Inhoud
- Watercompartimenten
- Osmotische druk
- Isotone uitdroging
- Hypotone uitdroging
- Hypertonische uitdroging
- Algemene intracellulaire veranderingen
Water is essentieel voor het leven; het menselijk lichaam kan niet goed functioneren zonder het. Uitdroging is een aandoening waarbij meer water het lichaam verlaat dan wordt opgenomen. Dorst is een teken van uitdroging. Er zijn echter andere vormen van uitdroging en de aandoening kan zowel betrekking hebben op zoutverlies als eenvoudig waterverlies. Het lichaam werkt om zijn watergehalte aan te passen om cellen op een veilig niveau van hydratatie te houden. Wat er met cellen gebeurt tijdens uitdroging, hangt daarom af van het type uitdroging dat het lichaam ervaart.
Watercompartimenten
Water vertegenwoordigt ongeveer 50% van het lichaamsgewicht bij vrouwen en ongeveer 60% bij mannen.
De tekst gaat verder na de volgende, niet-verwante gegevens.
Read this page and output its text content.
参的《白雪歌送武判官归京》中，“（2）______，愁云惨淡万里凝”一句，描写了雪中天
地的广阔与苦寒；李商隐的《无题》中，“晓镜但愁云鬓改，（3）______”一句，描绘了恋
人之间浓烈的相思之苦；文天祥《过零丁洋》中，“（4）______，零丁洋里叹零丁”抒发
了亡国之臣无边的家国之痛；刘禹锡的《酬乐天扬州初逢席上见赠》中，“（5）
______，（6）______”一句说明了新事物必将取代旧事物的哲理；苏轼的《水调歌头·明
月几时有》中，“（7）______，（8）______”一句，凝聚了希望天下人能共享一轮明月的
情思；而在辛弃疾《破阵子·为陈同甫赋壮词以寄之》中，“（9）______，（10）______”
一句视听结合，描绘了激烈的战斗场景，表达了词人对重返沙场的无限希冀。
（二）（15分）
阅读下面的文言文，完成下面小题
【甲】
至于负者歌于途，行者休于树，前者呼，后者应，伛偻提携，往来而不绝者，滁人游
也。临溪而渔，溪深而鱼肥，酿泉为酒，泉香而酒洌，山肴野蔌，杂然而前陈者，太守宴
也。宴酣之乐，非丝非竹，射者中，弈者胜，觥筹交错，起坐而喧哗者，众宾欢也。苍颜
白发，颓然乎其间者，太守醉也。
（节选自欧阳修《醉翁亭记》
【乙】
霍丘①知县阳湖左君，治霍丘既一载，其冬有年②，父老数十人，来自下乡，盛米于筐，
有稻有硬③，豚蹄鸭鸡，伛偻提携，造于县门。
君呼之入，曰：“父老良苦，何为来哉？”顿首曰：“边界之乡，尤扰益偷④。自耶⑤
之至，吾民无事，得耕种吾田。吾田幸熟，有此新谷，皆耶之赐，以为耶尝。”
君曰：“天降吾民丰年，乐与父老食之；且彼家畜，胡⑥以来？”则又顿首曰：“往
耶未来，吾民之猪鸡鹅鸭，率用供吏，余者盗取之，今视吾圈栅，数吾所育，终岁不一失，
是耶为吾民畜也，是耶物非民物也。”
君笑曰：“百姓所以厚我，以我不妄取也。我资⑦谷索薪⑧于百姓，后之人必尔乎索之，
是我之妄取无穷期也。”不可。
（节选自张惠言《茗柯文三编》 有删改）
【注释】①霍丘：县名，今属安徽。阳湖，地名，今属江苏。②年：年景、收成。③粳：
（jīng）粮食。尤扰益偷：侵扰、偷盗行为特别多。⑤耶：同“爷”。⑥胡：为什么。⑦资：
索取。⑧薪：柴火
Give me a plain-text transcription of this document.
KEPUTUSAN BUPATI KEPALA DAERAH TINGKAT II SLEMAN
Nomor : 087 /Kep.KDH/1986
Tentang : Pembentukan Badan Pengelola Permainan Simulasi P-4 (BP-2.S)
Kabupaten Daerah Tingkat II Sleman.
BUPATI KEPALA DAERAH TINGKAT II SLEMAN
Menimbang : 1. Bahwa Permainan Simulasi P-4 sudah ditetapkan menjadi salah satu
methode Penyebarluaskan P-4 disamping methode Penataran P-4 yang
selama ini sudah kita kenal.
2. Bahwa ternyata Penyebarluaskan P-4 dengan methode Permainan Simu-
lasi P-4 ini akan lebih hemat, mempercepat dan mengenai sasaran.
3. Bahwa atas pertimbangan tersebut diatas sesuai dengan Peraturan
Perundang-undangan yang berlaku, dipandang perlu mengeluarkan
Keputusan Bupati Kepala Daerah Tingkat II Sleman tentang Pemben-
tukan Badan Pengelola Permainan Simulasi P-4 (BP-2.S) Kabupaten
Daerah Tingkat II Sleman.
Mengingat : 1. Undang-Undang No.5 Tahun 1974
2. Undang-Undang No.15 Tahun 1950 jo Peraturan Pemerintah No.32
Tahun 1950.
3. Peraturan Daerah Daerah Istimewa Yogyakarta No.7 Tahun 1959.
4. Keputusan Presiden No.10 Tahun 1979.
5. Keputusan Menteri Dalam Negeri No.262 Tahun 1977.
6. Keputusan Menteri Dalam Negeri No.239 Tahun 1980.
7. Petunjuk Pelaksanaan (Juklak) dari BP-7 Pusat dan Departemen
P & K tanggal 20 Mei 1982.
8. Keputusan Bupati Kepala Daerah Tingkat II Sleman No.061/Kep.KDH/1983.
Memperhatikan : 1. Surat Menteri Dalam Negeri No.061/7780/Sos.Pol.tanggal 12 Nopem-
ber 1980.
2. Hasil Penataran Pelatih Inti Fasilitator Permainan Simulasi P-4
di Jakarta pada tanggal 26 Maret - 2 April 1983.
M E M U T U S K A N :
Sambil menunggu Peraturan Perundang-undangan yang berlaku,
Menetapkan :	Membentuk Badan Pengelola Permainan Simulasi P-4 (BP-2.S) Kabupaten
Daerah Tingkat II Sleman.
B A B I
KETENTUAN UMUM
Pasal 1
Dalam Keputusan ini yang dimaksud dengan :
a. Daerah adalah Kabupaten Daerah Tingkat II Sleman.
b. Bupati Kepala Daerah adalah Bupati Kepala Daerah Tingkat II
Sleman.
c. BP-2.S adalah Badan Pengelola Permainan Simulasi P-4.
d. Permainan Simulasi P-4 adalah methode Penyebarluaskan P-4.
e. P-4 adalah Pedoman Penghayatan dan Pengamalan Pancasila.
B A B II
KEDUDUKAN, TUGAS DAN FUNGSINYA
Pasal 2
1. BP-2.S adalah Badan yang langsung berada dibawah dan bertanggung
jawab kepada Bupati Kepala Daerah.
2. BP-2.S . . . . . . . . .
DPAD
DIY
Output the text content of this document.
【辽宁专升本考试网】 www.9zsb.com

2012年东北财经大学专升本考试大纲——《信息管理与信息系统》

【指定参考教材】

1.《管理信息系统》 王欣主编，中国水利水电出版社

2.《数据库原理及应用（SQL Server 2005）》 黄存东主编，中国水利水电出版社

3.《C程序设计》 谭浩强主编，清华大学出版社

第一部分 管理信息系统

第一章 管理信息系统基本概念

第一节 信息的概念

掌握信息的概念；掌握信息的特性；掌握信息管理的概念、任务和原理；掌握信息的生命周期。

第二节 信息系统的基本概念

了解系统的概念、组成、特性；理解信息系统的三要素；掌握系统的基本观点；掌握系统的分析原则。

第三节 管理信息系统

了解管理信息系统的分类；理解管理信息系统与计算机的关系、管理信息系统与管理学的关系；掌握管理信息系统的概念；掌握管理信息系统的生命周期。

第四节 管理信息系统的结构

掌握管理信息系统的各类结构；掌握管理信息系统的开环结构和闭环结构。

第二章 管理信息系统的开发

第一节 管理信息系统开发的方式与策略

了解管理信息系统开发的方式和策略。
Water is verdeeld over twee locaties: intracellulair (in de cellen) en extracellulair (buiten de cellen). De extracellulaire compartimenten bevatten het water in het bloed evenals het water dat zich tussen de cellen in de weefsels bevindt. Voor de gemiddelde persoon is ongeveer tweederde van het lichaamswater intracellulair. Water kan indien nodig tussen intracellulaire gebieden en extracellulaire componenten worden uitgewisseld.
Osmotische druk
De vloeistof van elk compartiment bestaat uit water en zouten. Deze opgeloste zouten zorgen voor osmotische druk in het compartiment. Osmotische druk vertegenwoordigt de concentratie van bepaalde zouten in elk compartiment ten opzichte van een ander compartiment. Hoe meer zouten in het water, hoe hoger de osmotische druk. Onder normale omstandigheden is de osmotische druk in het intracellulaire compartiment dezelfde als in het extracellulaire compartiment. Wanneer uitdroging optreedt, neemt de concentratie van zouten in een of meer compartimenten echter toe of af. Dit kan ertoe leiden dat water van het ene compartiment naar het andere gaat om de osmotische drukverschillen tussen de cellen en het extracellulaire compartiment op te vangen.
Isotone uitdroging
Isotone uitdroging, ook bekend als isonatremische uitdroging, verwijst naar verlies van water samen met het zout dat zich normaal in het water bevindt. Voorbeelden van aandoeningen waarbij dit gebeurt zijn diarree en braken. Dit put zouten en water in het extracellulaire compartiment uit, en water en zouten bewegen uit de cellen om de verloren extracellulaire vloeistof te vervangen. Er is geen verandering in osmotische druk, alleen een verandering in vloeistofvolume in beide compartimenten.
Hypotone uitdroging
Hypotone uitdroging betekent dat de lichaamsvloeistoffen minder geconcentreerde zouten in het water hebben opgelost. Water dat aanwezig is in de extracellulaire vloeistof beweegt vervolgens de cellen in omdat de cellen meer opgeloste zouten hebben en daardoor een hogere osmotische druk. Het is mogelijk om de celfunctie te verstoren en de celstructuur te vervormen als er overhydratatie optreedt, bijvoorbeeld wanneer een persoon te veel water drinkt zonder ook zout in te nemen.
Hypertonische uitdroging
Hypertonische uitdroging betekent dat het lichaam meer water heeft verloren ten opzichte van zouten. De extracellulaire vloeistof heeft daarom een hogere osmotische druk. Cellen laten water naar buiten en in de extracellulaire vloeistof stromen om het osmotische drukverschil tussen in de cellen en buiten de cellen in evenwicht te brengen.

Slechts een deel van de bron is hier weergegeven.